Week 2 | Andrew Qu


In this week’s class session we discussed various business models that have arisen the ‘maker’ mentality. A company that is playing a significant part in this blossoming industry is Shapeways. Shapeways crowdsources ideas for 3d models and puts them into production based on support from the community. Here we can already see the emergence of quality controls and model/print standards being put into place in an otherwise highly deregulated environment. After learning about other 3DP resources that the public can access online, we were free to browse the hundreds and thousands of ready-to-print models available through the internet. Thingiverse was a popular destination and there were a variety of compelling objects.

Modular Phone Holder – http://www.thingiverse.com/thing:938573

Something like this can easily impact my daily life as in California, it’s illegal to hold a smartphone in one hand while driving a vehicle. However, with this apparatus (partially scaled to fit my unique phone case), I will be able to operate basic music and GPS functionality without worrying about a ticket.

Customizable Cable Holder http://www.thingiverse.com/thing:145187

These small cable holders will handily keep my desktop cables in order, particularly after I remove my laptop from its place on my desktop, freeing up all sorts of cables and leaving in a messy heap. They would need to be customized for my desk and individual cable size variations but otherwise the design is sound.

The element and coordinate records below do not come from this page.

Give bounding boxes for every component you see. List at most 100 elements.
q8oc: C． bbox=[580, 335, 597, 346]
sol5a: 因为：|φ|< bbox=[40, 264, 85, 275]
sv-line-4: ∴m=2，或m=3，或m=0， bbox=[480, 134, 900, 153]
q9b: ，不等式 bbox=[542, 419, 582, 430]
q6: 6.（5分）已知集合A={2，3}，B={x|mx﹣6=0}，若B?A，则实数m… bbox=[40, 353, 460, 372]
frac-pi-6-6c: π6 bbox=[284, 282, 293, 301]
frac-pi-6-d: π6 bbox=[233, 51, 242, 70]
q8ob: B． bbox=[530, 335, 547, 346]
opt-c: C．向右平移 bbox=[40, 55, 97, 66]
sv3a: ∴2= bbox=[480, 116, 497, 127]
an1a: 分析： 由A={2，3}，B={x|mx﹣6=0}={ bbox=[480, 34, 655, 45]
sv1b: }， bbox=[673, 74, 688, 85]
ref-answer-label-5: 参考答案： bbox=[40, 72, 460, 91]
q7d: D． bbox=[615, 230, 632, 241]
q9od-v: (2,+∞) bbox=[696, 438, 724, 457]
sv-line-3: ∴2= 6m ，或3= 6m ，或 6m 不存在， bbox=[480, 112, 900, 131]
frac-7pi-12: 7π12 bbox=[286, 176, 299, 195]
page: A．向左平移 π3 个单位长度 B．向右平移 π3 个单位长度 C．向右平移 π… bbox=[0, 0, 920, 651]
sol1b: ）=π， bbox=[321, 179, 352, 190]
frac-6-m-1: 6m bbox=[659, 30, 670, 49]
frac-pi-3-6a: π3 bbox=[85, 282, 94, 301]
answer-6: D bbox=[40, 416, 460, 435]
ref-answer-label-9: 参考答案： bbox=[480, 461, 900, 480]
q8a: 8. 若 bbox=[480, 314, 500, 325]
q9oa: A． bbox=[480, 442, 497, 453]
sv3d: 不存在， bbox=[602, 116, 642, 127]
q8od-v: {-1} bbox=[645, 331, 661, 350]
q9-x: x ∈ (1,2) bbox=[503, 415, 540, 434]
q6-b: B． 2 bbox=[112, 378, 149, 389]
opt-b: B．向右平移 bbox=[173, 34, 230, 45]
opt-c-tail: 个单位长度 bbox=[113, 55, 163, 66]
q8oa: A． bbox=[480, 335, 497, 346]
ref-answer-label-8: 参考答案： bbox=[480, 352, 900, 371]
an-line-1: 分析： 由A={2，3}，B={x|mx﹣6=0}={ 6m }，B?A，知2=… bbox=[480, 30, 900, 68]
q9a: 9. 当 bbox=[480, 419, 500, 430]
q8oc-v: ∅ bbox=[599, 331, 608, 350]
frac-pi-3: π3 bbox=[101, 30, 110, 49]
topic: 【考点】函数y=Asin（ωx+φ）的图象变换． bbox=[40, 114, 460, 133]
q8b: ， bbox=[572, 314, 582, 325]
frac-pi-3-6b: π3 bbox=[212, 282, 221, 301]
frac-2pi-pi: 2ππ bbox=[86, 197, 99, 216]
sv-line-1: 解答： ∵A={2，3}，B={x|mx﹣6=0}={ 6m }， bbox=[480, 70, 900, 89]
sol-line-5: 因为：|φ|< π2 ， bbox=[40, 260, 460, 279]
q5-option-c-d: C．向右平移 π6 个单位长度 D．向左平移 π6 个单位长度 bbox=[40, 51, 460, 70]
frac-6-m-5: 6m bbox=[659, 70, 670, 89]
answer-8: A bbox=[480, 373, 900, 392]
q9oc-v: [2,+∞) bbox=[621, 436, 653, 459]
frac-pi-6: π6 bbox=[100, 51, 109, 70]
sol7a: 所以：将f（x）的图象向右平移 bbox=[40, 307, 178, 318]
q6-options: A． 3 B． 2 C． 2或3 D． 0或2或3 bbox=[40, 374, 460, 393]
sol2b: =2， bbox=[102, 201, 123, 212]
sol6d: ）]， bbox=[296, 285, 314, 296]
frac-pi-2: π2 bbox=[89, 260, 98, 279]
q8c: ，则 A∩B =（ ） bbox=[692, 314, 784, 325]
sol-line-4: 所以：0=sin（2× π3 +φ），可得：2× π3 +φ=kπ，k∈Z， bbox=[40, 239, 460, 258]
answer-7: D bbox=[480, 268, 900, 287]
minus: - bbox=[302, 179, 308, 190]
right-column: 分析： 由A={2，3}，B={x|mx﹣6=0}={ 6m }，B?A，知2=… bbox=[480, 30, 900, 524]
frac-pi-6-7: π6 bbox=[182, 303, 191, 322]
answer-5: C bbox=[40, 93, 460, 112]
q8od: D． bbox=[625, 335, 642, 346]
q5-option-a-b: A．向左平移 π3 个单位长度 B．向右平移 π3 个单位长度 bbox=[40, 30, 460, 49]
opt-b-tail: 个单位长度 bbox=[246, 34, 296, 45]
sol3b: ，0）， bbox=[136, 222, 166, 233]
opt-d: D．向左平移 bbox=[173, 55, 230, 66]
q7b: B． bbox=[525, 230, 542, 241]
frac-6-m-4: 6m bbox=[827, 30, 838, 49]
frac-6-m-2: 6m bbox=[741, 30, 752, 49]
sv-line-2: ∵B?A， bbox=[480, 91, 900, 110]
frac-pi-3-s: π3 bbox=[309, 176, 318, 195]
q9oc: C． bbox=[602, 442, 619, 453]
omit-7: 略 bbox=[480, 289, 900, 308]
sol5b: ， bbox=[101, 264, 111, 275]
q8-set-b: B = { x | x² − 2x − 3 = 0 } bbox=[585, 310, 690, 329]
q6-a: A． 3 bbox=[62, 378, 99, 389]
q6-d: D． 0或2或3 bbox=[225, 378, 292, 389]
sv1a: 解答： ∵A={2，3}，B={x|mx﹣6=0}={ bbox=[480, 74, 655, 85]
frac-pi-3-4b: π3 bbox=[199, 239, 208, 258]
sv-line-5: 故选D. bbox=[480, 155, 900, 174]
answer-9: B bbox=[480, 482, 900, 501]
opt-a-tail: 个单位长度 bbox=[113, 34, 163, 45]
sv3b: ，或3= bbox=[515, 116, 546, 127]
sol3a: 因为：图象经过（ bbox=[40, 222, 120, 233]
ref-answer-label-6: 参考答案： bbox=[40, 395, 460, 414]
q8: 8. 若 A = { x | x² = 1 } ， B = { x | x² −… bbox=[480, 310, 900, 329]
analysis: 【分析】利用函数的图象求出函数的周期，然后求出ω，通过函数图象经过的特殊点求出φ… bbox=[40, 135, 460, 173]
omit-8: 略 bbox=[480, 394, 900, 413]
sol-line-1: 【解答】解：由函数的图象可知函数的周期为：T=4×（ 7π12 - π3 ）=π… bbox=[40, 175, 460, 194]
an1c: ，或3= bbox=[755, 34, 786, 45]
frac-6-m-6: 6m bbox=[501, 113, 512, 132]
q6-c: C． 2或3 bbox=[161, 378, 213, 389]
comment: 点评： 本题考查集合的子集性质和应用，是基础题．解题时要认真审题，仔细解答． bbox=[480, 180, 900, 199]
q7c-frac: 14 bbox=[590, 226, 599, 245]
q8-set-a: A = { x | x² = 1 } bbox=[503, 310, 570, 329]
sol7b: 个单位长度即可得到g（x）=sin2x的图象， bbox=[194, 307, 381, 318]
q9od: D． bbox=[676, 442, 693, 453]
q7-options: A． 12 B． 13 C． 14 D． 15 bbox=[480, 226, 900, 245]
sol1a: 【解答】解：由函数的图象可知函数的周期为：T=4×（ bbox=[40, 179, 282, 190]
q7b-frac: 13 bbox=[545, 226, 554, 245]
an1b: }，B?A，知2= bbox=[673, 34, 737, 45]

Vase – http://www.thingiverse.com/thing:18672

Just in time for Valentine’s day! I would think that a little more weight at the bottom of the model would help with stability, but this design is quite straightforward and doesn’t require much explanation. Flowers, I would use it for flowers.

Watch – http://www.thingiverse.com/thing:1249221

I’ve always been fascinated with the mechanics of a watch, or time-keeping devices in general. A project like this would vastly help my learning and further my appreciation for the work that goes into watch and clock design and construction. Customization may come in the form of scalability and materials used, but otherwise the intricate mechanics are best left untouched.

In class, I printed a miniature keychain modeled after a skeleton mob found in the video game Minecraft. Hoping to learn more about the maker mindset and its impact on the industry this coming class session!


2 thoughts on “Week 2 | Andrew Qu

  1. Hey Andrew,

    I also printed out a keychain! My keychain is rather flat and doesn’t offer the versatility that yours displays. How long did it take to print? Also, it was awesome to have you as my buddy for last Monday’s class. I enjoyed our conversation about Shapeways and how it offers such cool, bizarre items.

  2. Hi Andrew,

    Oh that keychain came out really well! Did you print it in 2 different machines to get the colors or is it just the lighting? In addition, your point of Shapeways being a point of quality control in an otherwise deregulated environment really struck a chord in me. With 3D printing being such a personal thing, its hard for there to be really any kind of control in place. Shapeways does provide a good point of regulation in that sense.